Some studies have reported that younger age was found to be associated with initial high risk and recurrent/persistent disease in pediatric PTC, while others found no correlation with age and prognosis (12,36,37,38,39). We observed that older age was significantly associated with excellent response to treatment. Gender was not associated with either the initial risk stratification or response to treatment in our study and this finding was compatible with the studies in the literature (36,37,38,39).

Study Limitations

This study has some limitations. This is a retrospective study with a relatively small sample size. Pediatric DTC is a rare disease, and studies reporting outcomes of more than 100 children are few. There is the possibility of selection bias as all of the patients in this study were treated in a single tertiary referral center. BRAFV600E analysis was performed in 78.5% of the cohort.
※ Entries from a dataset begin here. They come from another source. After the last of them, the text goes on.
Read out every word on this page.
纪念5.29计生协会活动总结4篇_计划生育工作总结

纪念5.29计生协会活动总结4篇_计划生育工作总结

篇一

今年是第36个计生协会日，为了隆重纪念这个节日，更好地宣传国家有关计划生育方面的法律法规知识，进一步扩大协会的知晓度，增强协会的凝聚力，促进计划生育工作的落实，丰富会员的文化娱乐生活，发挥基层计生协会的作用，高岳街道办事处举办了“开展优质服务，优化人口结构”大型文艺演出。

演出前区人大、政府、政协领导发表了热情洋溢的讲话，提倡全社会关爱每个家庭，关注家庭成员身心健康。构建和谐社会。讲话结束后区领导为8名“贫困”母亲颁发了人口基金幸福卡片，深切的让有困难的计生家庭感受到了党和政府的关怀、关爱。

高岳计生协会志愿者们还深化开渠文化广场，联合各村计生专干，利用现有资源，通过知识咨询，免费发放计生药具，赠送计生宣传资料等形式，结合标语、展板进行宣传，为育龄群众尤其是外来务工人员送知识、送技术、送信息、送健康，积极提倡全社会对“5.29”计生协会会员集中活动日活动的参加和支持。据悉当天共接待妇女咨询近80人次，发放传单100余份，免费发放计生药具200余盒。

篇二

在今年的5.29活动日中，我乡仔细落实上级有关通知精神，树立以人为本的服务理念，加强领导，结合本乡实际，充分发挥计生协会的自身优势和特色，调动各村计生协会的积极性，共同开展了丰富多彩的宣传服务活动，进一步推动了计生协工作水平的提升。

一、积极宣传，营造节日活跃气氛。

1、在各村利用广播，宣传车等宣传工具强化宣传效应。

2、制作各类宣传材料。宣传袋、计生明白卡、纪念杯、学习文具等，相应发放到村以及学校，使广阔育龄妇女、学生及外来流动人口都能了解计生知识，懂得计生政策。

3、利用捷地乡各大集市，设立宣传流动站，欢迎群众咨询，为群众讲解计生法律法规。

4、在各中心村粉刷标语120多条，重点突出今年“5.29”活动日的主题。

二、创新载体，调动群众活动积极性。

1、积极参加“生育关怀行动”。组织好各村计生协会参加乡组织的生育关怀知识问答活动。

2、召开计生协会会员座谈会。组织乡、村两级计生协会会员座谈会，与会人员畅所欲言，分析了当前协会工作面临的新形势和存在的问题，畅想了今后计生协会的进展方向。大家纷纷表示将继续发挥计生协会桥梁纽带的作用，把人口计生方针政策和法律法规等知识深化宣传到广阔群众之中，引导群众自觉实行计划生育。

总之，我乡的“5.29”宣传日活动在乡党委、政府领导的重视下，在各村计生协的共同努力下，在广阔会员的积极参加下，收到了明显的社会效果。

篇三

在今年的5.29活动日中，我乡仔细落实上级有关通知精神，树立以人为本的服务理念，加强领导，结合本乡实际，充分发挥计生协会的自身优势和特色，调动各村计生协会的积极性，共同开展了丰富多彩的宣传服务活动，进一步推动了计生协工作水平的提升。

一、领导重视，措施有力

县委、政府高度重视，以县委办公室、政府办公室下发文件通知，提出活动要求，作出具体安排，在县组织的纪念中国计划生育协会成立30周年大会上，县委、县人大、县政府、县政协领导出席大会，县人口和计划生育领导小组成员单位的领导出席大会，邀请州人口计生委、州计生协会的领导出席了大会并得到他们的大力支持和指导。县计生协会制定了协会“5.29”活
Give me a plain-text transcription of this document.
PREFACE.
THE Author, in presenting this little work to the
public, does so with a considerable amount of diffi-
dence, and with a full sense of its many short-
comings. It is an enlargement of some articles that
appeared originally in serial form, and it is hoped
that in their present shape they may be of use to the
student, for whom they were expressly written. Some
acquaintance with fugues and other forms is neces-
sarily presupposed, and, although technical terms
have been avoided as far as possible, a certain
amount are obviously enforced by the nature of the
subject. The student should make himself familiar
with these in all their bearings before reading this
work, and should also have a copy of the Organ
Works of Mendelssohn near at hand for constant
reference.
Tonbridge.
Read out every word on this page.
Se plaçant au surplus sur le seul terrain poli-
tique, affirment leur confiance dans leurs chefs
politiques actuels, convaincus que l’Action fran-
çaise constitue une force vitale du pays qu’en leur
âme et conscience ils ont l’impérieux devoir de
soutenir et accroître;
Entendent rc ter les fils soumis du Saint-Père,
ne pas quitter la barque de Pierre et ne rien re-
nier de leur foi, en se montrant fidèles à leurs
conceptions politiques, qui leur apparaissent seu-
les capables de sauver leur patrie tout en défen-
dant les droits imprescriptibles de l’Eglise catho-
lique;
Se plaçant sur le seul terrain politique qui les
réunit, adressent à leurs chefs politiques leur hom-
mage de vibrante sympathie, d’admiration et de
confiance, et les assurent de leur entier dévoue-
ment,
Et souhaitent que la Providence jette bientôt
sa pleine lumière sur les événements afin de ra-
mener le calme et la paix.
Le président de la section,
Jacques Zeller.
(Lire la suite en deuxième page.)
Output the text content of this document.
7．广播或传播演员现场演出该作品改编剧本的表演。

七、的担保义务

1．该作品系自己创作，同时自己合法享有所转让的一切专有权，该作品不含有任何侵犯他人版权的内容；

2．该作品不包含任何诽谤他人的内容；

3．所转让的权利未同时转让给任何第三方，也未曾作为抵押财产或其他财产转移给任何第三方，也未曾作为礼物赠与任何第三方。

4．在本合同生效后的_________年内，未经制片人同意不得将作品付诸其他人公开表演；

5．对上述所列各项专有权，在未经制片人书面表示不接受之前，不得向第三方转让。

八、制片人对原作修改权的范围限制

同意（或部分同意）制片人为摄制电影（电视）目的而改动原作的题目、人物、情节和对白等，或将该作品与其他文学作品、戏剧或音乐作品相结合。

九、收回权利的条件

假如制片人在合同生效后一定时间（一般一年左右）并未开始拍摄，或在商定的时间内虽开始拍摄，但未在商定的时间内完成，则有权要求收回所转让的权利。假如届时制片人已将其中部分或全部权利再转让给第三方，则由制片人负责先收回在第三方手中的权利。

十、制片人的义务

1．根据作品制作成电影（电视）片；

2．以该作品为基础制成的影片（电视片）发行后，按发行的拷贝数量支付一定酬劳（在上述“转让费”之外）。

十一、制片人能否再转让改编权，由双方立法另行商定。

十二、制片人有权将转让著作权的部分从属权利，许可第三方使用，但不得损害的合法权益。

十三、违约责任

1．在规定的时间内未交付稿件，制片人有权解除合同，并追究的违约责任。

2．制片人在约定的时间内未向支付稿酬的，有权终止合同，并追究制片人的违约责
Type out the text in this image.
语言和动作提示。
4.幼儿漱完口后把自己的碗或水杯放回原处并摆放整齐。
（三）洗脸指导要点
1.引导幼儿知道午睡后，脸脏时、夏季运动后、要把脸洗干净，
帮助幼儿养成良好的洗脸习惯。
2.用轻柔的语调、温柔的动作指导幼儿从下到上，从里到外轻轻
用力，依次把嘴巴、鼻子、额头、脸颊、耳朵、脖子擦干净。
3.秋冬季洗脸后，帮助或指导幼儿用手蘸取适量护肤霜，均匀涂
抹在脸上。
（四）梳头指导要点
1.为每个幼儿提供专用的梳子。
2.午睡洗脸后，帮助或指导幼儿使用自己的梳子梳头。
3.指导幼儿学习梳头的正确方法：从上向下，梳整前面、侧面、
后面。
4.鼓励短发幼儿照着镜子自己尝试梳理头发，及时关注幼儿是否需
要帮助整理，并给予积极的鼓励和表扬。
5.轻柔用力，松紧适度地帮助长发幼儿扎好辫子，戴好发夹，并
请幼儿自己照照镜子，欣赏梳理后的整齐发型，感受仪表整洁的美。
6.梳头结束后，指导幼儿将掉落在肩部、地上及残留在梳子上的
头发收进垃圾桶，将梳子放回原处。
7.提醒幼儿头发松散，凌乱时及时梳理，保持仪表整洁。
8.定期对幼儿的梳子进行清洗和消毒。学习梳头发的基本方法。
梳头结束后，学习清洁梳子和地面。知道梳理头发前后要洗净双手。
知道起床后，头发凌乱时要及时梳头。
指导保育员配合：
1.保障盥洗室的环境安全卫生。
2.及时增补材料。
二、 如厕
The small sample size might be insufficient to determine the correlation between BRAFV600E mutation and recurrence or response to treatment.

Conclusion

We showed that ATA initial pediatric risk stratification effectively predicted the risk of recurrent and persistent disease and final response to treatment in PTC patients ≤18 years old. All ATA low-risk and 93% of intermediate-risk patients had an excellent response to treatment at final follow-up. The presence of BRAFV600E mutation was highly predictive for locoregional recurrence but had no significant effect on the final rate of excellent response to treatment. During initial risk evaluation of pediatric PTC patients, investigation of BRAFV600E mutation status in addition to ATA initial stratification might provide a better estimate of the probability of recurrence in those patients in whom BRAFV600E mutation status can be determined. Further studies with a large number of patients are needed to determine the role of the BRAFV600E mutation on recurrence and response to treatment in pediatric PTC.